Part Three examines the effects of large size and hierarchy within the large organization.
Chapters Five and Six are brief surveys of the literature on information and incentive
problems within the large organization, both by conventional organization theorists and
by radical thinkers like Robert Anton Wilson and Paul Goodman. Chapter Seven applies
the Austrian critique of central planning to the corporation. Chapter Eight is a broad-
ranging examination of the irrationality and authoritarianism of the large organization,
and of the general pathologies of managerialism: in particular, it is a critique of the
currently prevailing MBA model of downsizing human capital, stripping assets, and
gutting long-term productive capabilities in order to game management bonuses and
stock options. Chapter Nine is a study of the internal crisis of governability of the large
corporation, and--based on conventional literature on incomplete contracting--applies an
asymmetric warfare model to labor relations within the corporation. And Chapter Ten
examines the broad range of management theory and reform gimmicks, which I argue
either serve as a mere legitimizing ideology of lip-service, or amount to an attempt to
incorporate libertarian and decentralist elements into the old framework of corporate
hierarchy rather than making them the building blocks of a fundamentally new form of
society.
Finally, Part Four--of which I am especially proud--surveys the range of technical and
organizational alternatives that might prevail in a decentralist, cooperative, genuinely free
market economy. Chapters Eleven and Twelve discuss the twin structural principles of a
genuinely libertarian society: the abolition of privilege and its replacement by a
genuinely free market governed by the unfettered operation of the cost principle. Chapter
Thirteen discusses the most feasible process for dismantling the state and moving toward
such a society, summed up by the Wobbly slogan "Building the structure of the new
society within the shell of the old." Chapter Fourteen examines the technological
building blocks of a decentralized economy (especially small-scale general-purpose
production machinery, desktop production machinery, and community-supported
agriculture) based on small-scale production for local markets. Chapters Fifteen and
Sixteen, finally, examine the organizational building blocks of production (cooperatives,
peer production, and the informal and household economies) and distribution.
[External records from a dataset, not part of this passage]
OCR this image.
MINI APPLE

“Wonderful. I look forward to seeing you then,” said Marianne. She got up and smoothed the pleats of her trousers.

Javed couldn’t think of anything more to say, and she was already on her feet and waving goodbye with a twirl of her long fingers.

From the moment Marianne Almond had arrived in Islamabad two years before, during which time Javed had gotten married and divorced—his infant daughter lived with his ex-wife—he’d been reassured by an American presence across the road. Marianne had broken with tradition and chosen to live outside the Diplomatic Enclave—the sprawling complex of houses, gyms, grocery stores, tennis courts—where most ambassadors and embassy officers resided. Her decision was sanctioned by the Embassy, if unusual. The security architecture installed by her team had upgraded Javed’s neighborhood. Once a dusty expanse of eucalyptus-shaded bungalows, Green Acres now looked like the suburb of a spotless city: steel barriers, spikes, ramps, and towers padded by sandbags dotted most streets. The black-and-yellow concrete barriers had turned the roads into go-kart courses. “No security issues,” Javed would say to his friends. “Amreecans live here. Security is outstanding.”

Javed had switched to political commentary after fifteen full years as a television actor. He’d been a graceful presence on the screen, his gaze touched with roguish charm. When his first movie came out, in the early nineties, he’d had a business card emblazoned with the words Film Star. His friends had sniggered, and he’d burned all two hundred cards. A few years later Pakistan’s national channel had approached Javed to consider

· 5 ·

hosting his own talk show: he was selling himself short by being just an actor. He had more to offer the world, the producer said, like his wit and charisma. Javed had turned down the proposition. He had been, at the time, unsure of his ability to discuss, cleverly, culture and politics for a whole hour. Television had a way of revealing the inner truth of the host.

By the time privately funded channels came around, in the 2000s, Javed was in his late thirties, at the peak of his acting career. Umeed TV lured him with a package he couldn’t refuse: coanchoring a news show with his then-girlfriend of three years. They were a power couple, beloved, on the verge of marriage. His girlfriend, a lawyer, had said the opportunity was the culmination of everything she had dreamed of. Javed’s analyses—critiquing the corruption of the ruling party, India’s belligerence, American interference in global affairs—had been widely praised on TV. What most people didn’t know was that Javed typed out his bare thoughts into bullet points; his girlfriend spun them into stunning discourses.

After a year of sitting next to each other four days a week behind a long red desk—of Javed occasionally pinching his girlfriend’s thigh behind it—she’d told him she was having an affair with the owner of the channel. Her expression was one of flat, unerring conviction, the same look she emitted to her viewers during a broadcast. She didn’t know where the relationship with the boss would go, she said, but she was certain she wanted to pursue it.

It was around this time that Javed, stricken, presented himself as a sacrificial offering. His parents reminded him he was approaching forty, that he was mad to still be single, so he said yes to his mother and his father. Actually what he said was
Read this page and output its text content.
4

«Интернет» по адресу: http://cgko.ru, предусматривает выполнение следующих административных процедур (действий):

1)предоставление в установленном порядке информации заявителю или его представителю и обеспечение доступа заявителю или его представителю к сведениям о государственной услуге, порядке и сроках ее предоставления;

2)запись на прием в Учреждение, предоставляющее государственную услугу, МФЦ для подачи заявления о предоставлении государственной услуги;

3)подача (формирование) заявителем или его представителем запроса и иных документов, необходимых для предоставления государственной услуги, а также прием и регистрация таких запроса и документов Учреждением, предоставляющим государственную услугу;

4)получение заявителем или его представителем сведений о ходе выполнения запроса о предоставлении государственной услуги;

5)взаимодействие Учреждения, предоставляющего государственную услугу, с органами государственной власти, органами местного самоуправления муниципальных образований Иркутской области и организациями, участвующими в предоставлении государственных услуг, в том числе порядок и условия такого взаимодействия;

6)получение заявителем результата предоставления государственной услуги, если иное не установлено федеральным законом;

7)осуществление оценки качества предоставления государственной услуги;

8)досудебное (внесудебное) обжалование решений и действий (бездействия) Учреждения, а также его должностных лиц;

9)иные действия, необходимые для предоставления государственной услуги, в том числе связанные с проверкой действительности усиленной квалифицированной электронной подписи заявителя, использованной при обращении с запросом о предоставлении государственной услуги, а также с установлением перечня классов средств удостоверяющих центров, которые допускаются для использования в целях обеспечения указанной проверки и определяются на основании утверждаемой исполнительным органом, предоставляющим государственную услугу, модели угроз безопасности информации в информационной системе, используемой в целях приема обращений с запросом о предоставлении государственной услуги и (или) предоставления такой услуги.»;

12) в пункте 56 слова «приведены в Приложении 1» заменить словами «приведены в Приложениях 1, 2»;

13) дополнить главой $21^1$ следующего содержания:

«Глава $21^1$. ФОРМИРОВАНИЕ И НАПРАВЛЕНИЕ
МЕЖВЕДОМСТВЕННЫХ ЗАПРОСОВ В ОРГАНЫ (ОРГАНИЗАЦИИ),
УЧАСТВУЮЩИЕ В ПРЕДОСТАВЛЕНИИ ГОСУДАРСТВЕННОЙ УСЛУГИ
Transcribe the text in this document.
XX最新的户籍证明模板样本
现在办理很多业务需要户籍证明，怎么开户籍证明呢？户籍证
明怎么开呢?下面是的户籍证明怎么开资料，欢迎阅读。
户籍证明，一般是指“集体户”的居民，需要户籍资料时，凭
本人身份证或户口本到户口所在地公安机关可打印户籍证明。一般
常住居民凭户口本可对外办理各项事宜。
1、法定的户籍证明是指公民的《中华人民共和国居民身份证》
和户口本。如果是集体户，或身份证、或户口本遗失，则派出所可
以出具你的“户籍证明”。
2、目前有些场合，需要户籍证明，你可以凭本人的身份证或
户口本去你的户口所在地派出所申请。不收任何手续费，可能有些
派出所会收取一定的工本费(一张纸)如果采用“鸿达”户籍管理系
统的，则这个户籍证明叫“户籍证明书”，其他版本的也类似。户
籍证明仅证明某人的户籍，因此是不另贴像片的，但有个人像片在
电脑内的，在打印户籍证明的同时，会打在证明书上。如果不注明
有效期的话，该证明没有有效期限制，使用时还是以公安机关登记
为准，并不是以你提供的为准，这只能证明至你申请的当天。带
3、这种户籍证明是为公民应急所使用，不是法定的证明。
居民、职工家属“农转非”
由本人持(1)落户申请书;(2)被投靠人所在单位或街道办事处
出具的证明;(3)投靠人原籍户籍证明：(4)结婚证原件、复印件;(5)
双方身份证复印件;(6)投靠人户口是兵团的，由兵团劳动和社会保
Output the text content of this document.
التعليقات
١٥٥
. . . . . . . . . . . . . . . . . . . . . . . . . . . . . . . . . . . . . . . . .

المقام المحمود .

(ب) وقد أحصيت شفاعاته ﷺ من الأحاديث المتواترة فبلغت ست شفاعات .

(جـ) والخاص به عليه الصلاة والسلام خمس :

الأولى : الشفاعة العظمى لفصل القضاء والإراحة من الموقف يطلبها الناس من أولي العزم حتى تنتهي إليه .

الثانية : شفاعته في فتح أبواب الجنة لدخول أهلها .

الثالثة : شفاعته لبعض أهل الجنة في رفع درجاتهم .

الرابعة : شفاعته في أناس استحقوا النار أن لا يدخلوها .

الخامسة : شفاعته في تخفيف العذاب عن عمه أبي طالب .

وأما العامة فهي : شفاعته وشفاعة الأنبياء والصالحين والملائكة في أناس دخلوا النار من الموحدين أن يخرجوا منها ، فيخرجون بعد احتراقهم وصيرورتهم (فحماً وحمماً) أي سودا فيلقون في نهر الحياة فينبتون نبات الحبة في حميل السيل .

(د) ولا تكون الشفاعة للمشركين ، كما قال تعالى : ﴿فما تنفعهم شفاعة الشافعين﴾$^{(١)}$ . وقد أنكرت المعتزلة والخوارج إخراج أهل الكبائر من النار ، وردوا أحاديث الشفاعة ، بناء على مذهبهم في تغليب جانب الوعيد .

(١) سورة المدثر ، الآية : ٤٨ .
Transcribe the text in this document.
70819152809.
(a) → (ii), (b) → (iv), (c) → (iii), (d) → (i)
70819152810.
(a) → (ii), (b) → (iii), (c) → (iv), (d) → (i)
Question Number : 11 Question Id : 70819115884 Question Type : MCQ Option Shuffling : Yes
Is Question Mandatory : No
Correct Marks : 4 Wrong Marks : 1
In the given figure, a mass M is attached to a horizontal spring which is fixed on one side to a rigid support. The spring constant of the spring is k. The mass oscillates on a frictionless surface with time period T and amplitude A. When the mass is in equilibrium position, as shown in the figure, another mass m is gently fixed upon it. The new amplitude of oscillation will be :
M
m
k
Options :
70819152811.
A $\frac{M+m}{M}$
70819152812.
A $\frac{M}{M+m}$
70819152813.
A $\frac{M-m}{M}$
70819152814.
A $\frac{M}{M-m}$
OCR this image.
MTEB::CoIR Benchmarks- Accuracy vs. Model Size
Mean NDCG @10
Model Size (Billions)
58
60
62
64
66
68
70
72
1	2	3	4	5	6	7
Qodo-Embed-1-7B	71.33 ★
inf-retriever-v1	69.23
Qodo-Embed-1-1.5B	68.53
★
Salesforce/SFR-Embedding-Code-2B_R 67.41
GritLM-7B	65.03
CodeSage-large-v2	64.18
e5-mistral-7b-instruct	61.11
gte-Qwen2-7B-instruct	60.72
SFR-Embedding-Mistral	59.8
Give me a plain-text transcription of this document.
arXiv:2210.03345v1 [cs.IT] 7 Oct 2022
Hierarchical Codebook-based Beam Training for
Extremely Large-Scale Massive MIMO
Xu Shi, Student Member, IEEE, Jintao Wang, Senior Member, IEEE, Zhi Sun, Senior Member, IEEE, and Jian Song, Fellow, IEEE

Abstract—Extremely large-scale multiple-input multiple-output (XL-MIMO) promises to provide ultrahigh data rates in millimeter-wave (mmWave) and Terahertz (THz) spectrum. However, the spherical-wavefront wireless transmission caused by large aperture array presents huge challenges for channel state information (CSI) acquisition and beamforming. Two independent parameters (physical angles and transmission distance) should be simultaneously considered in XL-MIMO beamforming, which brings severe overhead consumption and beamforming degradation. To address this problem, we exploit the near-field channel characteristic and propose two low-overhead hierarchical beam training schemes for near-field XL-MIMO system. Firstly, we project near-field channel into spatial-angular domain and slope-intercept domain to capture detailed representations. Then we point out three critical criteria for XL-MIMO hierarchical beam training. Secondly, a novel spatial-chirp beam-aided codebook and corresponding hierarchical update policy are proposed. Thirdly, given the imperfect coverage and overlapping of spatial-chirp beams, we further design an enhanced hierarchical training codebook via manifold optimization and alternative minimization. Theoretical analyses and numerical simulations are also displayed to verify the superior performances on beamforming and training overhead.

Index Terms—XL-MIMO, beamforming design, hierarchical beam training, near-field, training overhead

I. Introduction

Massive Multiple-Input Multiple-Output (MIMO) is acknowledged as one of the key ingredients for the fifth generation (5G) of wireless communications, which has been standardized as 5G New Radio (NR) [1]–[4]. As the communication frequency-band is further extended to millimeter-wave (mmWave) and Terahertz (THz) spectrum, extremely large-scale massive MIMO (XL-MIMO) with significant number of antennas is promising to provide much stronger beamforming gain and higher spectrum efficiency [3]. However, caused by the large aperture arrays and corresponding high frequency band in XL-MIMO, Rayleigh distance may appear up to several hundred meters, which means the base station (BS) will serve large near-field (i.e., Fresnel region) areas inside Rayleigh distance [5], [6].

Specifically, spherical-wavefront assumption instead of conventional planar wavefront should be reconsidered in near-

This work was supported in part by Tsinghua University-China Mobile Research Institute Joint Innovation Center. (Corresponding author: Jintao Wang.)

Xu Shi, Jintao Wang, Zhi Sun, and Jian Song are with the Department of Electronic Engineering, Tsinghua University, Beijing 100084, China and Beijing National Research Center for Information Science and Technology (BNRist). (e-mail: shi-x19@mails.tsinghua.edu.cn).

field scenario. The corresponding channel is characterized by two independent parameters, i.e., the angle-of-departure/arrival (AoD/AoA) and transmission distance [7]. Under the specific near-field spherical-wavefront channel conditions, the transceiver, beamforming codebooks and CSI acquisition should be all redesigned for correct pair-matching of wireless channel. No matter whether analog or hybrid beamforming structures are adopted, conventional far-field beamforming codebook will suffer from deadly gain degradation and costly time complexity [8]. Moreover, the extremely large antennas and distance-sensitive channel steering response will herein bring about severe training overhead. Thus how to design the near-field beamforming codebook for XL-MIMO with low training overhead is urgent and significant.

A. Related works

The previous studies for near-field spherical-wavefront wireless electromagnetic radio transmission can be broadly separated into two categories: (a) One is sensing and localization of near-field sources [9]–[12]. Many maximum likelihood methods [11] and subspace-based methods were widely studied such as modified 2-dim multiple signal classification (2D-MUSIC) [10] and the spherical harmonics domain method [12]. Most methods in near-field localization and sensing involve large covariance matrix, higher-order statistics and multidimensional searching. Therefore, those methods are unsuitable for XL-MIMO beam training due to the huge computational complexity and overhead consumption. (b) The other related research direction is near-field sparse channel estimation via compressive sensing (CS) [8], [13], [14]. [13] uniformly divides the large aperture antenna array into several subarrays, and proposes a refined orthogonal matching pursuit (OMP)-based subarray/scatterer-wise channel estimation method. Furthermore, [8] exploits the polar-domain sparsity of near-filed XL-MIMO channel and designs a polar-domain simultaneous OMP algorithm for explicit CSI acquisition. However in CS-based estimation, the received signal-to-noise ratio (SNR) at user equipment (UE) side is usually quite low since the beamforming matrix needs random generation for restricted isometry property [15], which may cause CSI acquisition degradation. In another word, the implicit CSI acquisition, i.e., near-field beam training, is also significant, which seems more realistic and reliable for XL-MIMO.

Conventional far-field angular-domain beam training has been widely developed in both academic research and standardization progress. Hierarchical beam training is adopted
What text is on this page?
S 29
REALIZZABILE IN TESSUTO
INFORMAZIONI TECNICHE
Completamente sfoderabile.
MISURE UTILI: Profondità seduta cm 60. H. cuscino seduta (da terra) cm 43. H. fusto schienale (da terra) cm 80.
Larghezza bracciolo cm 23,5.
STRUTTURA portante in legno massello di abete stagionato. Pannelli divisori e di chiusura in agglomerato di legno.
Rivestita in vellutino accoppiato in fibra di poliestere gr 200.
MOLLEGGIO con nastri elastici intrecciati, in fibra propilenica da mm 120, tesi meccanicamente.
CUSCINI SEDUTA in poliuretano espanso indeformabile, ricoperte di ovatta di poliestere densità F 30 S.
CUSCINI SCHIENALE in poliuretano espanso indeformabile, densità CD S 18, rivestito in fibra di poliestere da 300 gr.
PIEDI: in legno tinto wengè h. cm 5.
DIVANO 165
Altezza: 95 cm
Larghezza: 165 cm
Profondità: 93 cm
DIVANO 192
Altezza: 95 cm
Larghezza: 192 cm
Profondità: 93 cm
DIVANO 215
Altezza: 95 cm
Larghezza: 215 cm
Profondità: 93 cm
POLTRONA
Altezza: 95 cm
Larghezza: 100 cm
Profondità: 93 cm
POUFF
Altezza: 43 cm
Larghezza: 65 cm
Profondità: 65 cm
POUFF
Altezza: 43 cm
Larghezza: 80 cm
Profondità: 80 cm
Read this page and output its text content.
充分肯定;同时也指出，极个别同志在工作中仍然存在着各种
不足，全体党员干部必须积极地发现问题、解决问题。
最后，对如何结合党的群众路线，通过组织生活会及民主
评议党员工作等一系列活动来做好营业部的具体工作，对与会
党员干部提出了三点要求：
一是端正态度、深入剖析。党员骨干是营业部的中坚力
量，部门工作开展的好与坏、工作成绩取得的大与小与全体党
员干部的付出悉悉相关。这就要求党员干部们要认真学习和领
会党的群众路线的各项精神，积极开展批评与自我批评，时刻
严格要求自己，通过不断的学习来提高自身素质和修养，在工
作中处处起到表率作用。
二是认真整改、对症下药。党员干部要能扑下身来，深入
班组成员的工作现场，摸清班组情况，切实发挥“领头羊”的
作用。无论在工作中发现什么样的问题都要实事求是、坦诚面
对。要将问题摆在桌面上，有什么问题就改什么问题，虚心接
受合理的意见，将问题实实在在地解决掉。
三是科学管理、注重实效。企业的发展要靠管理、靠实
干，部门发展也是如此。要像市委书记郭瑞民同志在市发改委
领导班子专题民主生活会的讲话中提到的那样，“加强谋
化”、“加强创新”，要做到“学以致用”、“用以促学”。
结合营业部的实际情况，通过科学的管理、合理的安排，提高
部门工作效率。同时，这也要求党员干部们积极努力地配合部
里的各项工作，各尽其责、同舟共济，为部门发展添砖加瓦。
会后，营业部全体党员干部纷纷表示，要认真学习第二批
The chapters of this book have all appeared as rough drafts online, and much of the
material within them appeared before that as posts on my blog (Mutualist Blog: Free
Market Anti-Capitalism). The final form of this book reflects the enormous amount of
fruitful discussion in the comments at my blog, and the helpful questions and criticisms
raised by my readers, and the insights I have gained from dialogue with other
organization theory bloggers and writers. So in a sense this is a collaborative product,
and I owe my readers a debt of gratitude.